La difficulté est structurelle. En Afrique centrale, les besoins en capitaux sont considérables, mais de nombreuses entreprises restent peu préparées aux exigences du marché : gouvernance perfectible, information financière insuffisante, comptes parfois peu lisibles, réticence à ouvrir le capital ou méconnaissance des instruments boursiers.
Le métier de Purpose Capital pourrait donc être autant pédagogique que transactionnel.
Il faudra convaincre les entreprises que le marché financier peut devenir une source crédible de financement de long terme. Et simultanément convaincre les investisseurs que ces entreprises peuvent offrir des actifs suffisamment transparents, rentables et liquides pour mériter leur capital.
C’est cette double confiance que Laurence Tchouako devra construire.
Une nouvelle génération d’intermédiaires pour une CEMAC qui cherche son capital
L’arrivée de Purpose Capital intervient dans un contexte plus large de transformation financière régionale.

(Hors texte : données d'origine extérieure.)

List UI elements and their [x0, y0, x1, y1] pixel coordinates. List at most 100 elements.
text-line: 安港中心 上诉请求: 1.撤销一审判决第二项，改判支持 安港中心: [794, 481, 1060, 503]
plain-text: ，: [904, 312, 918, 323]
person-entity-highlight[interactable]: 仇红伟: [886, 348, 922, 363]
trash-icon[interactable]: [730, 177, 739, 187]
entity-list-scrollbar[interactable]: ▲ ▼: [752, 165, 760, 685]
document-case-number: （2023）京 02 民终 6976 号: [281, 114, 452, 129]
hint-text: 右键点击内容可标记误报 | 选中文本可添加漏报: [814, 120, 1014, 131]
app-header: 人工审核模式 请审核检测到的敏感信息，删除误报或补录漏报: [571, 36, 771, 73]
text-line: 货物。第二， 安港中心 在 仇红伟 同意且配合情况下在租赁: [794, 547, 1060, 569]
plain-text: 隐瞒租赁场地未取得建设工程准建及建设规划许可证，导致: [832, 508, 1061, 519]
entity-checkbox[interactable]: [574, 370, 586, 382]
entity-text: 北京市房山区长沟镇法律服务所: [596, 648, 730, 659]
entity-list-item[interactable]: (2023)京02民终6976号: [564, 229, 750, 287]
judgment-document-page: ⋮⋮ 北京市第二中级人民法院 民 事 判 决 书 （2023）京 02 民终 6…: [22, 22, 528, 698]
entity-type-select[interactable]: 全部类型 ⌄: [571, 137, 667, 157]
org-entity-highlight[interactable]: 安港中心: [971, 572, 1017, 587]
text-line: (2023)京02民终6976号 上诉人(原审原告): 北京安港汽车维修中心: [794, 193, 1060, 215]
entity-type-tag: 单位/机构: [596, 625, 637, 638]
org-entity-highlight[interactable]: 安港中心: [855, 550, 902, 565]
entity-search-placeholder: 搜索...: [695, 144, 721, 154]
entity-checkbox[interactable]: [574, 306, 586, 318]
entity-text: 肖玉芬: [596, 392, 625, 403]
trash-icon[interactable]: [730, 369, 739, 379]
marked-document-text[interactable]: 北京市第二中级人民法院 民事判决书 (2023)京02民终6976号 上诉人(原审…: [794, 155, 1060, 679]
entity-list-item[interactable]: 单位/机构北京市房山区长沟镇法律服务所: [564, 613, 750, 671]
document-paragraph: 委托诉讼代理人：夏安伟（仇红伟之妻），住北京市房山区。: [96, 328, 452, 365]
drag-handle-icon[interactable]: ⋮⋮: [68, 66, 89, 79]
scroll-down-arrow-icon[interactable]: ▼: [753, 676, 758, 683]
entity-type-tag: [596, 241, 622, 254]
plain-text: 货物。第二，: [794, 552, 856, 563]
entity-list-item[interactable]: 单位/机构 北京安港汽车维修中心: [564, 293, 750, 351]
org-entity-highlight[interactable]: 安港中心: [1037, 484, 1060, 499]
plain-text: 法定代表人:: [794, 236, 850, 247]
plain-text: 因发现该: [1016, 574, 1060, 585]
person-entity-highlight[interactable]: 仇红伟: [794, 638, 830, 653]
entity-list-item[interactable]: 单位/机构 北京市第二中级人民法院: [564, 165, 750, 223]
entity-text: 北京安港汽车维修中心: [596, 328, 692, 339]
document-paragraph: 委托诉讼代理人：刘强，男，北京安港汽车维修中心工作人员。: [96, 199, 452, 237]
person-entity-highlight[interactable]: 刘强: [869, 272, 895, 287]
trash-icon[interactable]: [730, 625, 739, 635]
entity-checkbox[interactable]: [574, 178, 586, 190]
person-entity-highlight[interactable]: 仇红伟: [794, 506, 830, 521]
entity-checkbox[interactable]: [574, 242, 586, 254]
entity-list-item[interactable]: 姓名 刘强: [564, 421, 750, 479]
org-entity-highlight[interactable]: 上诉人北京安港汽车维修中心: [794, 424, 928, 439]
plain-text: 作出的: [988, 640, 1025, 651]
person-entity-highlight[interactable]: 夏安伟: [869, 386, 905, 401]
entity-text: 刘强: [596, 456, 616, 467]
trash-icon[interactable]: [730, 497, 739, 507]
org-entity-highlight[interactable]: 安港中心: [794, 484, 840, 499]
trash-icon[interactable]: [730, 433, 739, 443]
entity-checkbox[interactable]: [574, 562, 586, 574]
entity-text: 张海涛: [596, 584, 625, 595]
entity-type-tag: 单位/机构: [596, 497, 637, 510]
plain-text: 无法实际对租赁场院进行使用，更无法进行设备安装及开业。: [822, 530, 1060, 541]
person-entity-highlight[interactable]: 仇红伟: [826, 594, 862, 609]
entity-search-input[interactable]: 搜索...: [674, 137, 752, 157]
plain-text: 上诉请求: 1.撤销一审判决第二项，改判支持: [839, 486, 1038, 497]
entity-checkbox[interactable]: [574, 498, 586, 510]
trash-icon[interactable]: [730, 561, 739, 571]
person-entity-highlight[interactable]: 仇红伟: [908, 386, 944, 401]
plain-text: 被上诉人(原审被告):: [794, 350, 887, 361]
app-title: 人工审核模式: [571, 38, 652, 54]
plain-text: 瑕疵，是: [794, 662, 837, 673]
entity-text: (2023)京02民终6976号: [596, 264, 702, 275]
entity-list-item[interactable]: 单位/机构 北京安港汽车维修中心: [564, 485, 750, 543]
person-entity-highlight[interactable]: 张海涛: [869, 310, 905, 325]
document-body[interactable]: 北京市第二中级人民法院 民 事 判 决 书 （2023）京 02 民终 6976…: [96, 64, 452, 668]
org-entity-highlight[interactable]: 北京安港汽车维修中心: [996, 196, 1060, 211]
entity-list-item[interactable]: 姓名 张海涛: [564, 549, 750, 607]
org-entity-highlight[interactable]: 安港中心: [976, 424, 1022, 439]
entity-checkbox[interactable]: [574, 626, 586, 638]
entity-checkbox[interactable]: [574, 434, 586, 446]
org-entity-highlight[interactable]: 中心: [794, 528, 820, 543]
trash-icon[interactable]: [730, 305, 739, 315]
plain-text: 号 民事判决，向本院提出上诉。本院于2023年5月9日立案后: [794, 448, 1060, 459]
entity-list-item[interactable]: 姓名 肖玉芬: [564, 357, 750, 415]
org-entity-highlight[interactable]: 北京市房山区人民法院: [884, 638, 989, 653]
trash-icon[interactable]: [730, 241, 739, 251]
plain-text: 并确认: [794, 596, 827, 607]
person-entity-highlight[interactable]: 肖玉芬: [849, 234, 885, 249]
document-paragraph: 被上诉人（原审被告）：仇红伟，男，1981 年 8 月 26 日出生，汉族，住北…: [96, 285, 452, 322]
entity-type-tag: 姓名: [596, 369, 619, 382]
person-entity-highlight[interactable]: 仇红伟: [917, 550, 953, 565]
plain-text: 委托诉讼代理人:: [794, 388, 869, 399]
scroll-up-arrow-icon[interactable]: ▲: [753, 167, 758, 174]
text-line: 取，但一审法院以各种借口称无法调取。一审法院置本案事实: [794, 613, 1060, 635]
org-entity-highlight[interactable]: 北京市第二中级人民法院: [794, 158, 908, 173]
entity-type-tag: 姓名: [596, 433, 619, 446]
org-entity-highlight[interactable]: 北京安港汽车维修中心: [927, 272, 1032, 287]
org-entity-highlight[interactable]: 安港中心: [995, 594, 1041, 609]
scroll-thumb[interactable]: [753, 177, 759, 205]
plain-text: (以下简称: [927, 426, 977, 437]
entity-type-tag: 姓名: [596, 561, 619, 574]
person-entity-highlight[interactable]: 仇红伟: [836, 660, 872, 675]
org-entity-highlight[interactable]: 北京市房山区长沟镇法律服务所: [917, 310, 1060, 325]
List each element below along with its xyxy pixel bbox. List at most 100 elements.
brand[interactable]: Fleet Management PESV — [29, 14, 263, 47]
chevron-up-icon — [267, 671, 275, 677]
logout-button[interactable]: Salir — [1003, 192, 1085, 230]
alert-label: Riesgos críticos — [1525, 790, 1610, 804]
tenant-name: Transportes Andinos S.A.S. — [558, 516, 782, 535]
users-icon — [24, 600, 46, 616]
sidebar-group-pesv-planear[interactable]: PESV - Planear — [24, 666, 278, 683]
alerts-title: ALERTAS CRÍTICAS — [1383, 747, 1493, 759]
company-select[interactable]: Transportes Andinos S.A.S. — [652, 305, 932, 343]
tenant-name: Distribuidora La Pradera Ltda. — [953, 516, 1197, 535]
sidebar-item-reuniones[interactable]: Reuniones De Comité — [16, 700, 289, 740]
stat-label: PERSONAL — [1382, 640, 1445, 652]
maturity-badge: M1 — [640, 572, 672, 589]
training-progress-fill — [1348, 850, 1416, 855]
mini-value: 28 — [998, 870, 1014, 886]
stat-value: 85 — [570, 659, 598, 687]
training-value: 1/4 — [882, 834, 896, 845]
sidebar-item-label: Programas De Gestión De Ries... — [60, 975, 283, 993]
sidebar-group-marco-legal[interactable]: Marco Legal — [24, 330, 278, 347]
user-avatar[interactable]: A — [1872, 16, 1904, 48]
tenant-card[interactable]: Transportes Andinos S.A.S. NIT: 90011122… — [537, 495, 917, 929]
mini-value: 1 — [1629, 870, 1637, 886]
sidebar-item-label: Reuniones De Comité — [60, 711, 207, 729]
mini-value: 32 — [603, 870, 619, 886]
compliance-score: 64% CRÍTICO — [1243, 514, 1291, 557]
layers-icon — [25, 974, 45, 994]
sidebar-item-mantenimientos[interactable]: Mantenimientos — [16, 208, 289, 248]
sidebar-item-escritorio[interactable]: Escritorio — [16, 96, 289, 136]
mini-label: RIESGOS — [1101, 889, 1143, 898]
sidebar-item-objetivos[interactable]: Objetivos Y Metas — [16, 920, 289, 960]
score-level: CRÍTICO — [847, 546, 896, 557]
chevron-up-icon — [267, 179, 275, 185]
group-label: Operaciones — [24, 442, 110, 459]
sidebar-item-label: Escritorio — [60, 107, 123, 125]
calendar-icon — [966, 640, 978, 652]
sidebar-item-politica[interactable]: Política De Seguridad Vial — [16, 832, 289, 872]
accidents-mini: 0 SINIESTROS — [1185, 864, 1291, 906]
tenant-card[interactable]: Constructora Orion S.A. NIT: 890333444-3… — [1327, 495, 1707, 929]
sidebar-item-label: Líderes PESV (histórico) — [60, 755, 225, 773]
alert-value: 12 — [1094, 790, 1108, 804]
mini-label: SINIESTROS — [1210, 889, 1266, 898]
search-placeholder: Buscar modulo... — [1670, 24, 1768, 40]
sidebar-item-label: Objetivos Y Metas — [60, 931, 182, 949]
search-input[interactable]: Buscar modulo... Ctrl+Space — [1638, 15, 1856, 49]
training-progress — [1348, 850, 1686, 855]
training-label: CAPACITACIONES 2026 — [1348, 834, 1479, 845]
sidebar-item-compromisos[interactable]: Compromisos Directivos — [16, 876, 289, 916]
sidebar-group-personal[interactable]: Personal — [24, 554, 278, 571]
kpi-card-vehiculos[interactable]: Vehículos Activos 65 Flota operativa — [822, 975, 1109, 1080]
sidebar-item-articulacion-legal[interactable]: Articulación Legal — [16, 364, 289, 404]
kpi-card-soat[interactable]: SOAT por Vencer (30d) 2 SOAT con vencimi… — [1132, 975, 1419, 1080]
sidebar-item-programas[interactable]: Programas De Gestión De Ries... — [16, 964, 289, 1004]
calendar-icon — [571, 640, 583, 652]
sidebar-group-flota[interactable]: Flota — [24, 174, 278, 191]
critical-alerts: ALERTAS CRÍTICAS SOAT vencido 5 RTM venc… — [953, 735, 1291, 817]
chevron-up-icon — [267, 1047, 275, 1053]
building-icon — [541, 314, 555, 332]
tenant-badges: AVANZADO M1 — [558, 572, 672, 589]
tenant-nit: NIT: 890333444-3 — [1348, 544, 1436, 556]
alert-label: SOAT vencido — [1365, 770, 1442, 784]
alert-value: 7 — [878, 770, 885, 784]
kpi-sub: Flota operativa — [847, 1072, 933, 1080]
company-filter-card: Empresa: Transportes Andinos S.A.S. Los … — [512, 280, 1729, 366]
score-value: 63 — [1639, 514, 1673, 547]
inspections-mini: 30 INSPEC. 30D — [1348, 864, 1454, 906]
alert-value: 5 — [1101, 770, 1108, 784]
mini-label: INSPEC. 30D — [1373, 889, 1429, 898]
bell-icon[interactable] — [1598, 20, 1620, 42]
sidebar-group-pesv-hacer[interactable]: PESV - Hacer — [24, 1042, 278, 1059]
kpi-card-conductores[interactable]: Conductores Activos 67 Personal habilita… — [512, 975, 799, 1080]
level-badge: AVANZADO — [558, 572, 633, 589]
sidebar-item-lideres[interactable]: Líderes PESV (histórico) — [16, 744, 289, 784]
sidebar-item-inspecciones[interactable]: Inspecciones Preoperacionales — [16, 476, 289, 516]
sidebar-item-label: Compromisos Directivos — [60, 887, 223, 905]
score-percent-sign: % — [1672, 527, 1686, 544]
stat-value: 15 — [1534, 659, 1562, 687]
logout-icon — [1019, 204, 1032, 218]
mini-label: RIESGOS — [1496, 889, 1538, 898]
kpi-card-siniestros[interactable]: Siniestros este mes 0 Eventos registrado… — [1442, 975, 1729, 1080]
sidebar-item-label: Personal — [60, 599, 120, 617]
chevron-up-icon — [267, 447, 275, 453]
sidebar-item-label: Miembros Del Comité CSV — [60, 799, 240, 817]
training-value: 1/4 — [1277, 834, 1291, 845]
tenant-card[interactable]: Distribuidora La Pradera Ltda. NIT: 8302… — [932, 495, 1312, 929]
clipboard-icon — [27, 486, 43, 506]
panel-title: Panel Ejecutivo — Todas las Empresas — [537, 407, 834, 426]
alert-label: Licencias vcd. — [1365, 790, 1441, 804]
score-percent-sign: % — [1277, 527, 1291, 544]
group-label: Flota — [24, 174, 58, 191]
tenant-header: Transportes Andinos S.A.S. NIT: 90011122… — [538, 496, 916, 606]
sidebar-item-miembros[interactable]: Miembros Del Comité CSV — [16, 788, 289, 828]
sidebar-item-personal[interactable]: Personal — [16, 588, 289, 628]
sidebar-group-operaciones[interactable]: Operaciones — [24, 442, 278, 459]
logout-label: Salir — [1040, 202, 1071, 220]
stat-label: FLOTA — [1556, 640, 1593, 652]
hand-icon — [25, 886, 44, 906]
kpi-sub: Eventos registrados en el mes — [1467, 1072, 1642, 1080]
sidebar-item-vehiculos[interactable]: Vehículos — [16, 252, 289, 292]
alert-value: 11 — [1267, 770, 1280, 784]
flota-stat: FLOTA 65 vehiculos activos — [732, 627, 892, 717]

La CEMAC cherche à mobiliser davantage de ressources domestiques, diversifier les instruments de financement et réduire la dépendance excessive des entreprises au crédit bancaire. Lors de la Finance Week 2024, ces enjeux avaient déjà été placés au centre des discussions, notamment autour de la mobilisation de l’épargne régionale et de la diversification des produits financiers.
Deux ans plus tard, le problème reste celui de l’exécution.
La région dispose d’épargne, d’investisseurs institutionnels, de banques, d’assureurs et désormais d’un écosystème plus étoffé de sociétés de gestion et d’intermédiation. Ce qu’elle doit encore produire en quantité suffisante, ce sont des actifs investissables et des transactions capables d’absorber ce capital.
C’est précisément sur ce terrain que Laurence Christelle Tchouako joue désormais sa crédibilité.
Avec Purpose Capital, elle n’entre pas simplement dans l’industrie boursière camerounaise. Elle rejoint une bataille plus importante : celle de la transformation du marché financier de la CEMAC en véritable instrument de financement des entreprises.
La réussite ne se mesurera donc pas au seul capital de départ de 317,5 millions FCFA, ni à l’agrément obtenu. Elle se mesurera au nombre d’entreprises accompagnées, aux capitaux effectivement mobilisés et, surtout, à la capacité de Purpose Capital à créer des ponts durables entre l’épargne africaine et les ambitions entrepreneuriales africaines.